Busca por submarino argentino desaparecido envolve dez países!

Por - 22 de novembro de 2017 - 02:51

San Juan desapareceu há seis dias, quando ia para Mar del Plata. Preocupação maior é com a reserva de oxigênio para 44 tripulantes.

Busca por submarino argentino desaparecido envolve dez países!

Dez países estão empenhados na busca ao submarino argentino San Juan, que desapareceu há seis dias no Atlântico. A maior preocupação é com a reserva de oxigênio a bordo.

A terça-feira (21) começou com esperança para as famílias dos tripulantes do San Juan. Botes salva-vidas e sinalizadores foram encontrados na área de buscas pelo submarino, desaparecido há seis dias. Mas, logo depois, o porta-voz da Marinha argentina desmentiu que eles pertencessem ao San Juan.

Os parentes continuam acreditando que tudo vai acabar bem. O San Juan desapareceu no dia 15 de novembro quando navegava de Ushuaia para Mar del Plata. Na sua última posição conhecida, a embarcação estava no mar argentino, a 460 quilômetros de Puerto Deseado.

O San Juan é um dos três submarinos da frota argentina, de fabricação alemã. Tem 65 metros de comprimento, sete de largura e leva 44 tripulantes, entre eles, a primeira mulher submarinista da América do Sul, Eliana Maria Krawczyk, de 34 anos.

Navios e aviões da Argentina e de outros nove países participam das operações em uma área de aproximadamente 500 mil quilômetros quadrados: uma região com ondas de até sete metros e ventos de 80 quilômetros por hora.

O espaço interno de um submarino convencional é apertado, espremido.
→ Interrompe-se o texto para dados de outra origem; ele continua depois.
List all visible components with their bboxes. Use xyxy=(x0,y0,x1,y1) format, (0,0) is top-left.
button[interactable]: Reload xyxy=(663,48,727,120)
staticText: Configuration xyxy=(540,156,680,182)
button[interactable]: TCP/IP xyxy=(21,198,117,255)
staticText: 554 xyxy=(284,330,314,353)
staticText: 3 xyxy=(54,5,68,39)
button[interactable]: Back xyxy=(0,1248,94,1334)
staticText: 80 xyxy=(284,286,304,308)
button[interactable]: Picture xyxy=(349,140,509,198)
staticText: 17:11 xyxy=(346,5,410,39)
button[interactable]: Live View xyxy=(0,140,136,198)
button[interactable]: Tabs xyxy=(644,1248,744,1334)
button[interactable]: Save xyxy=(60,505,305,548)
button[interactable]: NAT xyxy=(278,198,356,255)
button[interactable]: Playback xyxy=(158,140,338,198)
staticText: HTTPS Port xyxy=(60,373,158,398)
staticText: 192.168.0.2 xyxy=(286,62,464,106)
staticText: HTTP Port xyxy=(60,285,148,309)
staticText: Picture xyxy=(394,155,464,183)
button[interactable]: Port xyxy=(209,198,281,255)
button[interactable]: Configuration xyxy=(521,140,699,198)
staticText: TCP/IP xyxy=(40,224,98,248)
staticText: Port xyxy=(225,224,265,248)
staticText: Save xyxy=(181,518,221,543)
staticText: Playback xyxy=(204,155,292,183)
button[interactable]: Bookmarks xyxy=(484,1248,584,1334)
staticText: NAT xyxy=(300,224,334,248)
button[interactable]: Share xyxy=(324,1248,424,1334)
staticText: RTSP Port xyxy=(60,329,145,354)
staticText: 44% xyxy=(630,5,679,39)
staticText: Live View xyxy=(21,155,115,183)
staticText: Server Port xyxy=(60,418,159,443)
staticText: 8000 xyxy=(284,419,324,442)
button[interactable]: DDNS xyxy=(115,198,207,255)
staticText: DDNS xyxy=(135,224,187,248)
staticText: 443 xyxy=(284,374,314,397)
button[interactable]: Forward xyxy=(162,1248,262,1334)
Por isso, em caso de emergência, a tripulação tem que estar muito bem treinada para evitar atropelos. E em uma grande emergência ou em uma situação de perigo real, o que a maioria das pessoas quer saber é quanto tempo de oxigênio a tripulação dispõe enquanto o submarino está no fundo do mar, e não consegue vir à tona. Nesse caso, a tripulação tem que ficar de olho em dois medidores, no de gás carbônico e no de oxigênio.
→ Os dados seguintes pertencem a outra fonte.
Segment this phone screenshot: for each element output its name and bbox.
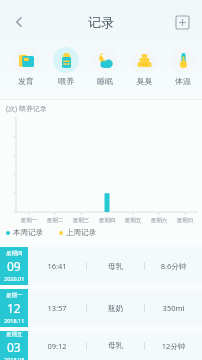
staticText: 16:41 [28,261,86,271]
staticText: 星期三 [68,217,94,224]
staticText: 星期一 [16,217,42,224]
staticText: 03 [7,339,21,355]
button[interactable]: 睡眠 [85,44,124,96]
staticText: 12分钟 [145,341,202,351]
staticText: 350ml [145,303,202,313]
staticText: 发育 [18,76,34,86]
staticText: (次) 喂养记录 [6,104,48,114]
staticText: 09 [7,258,21,274]
staticText: 8.6分钟 [145,261,202,271]
staticText: 09:12 [28,341,86,351]
staticText: 上周记录 [66,228,96,237]
staticText: 喂养 [58,76,74,86]
staticText: 2018.08 [4,356,25,360]
staticText: 13:57 [28,303,86,313]
button[interactable]: Back [4,7,34,37]
staticText: 母乳 [87,262,144,271]
button[interactable]: 体温 [163,44,202,96]
staticText: 本周记录 [13,228,43,237]
button[interactable]: 臭臭 [124,44,163,96]
staticText: 母乳 [87,341,144,350]
staticText: 2020.01 [4,275,25,282]
staticText: 星期六 [146,217,172,224]
staticText: 星期四 [6,250,23,257]
staticText: 12 [7,300,21,316]
staticText: 睡眠 [97,76,113,86]
staticText: 体温 [175,76,191,86]
staticText: 星期一 [6,292,23,299]
staticText: 星期日 [172,217,198,224]
button[interactable]: 星期一 [0,289,202,327]
staticText: 记录 [88,14,114,30]
button[interactable]: 喂养 [46,44,85,96]
staticText: 臭臭 [136,76,152,86]
button[interactable]: Add record [170,10,194,34]
staticText: 瓶奶 [87,304,144,313]
staticText: 星期五 [6,331,23,338]
staticText: 星期四 [94,217,120,224]
button[interactable]: 星期五 [0,331,202,360]
staticText: 星期五 [120,217,146,224]
button[interactable]: 发育 [6,44,46,96]
staticText: 2018.11 [4,317,25,324]
staticText: 星期二 [42,217,68,224]
button[interactable]: 星期四 [0,247,202,285]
“Não é possível responder com exatidão. O que podemos inferir, a partir das experiências e dos projetos usuais nos padrões convencionais, é que esse parâmetro deve ser em torno de duas semanas”, explicou o comandante do submarino Timbira, capitão de fragata Leonardo Braga Martins.

Desastres com submarinos não são comuns. O último grande caso aconteceu há 17 anos. Em agosto do ano 2000, o submarino nuclear Kursk, considerado o orgulho da Marinha Russa, afundou no mar de mar de Barents depois de uma explosão interna, matando os 118 tripulantes a bordo.

Uma das maneiras de escapar de um submarino com problemas é usando uma roupa especial que ajuda a flutuar. Em maio de 2014, o repórter Ari Peixoto participou de uma operação simulada, em uma profundidade de 20 metros.

“Existem registros de escape durante exercícios que excederam a profundidade de 150 metros. Mas a medida em que o escape ocorra em profundidades maiores, os riscos das doenças descompressivas ao atingir a superfície se tornem maiores”, disse o comandante Leonardo Braga Martins.

O tempo na região das buscas está melhorando, o que pode facilitar a localização do San Juan.

“Sempre com a esperança de que eles possam ser salvos e possam regressar para suas casas em segurança”, declarou o comandante.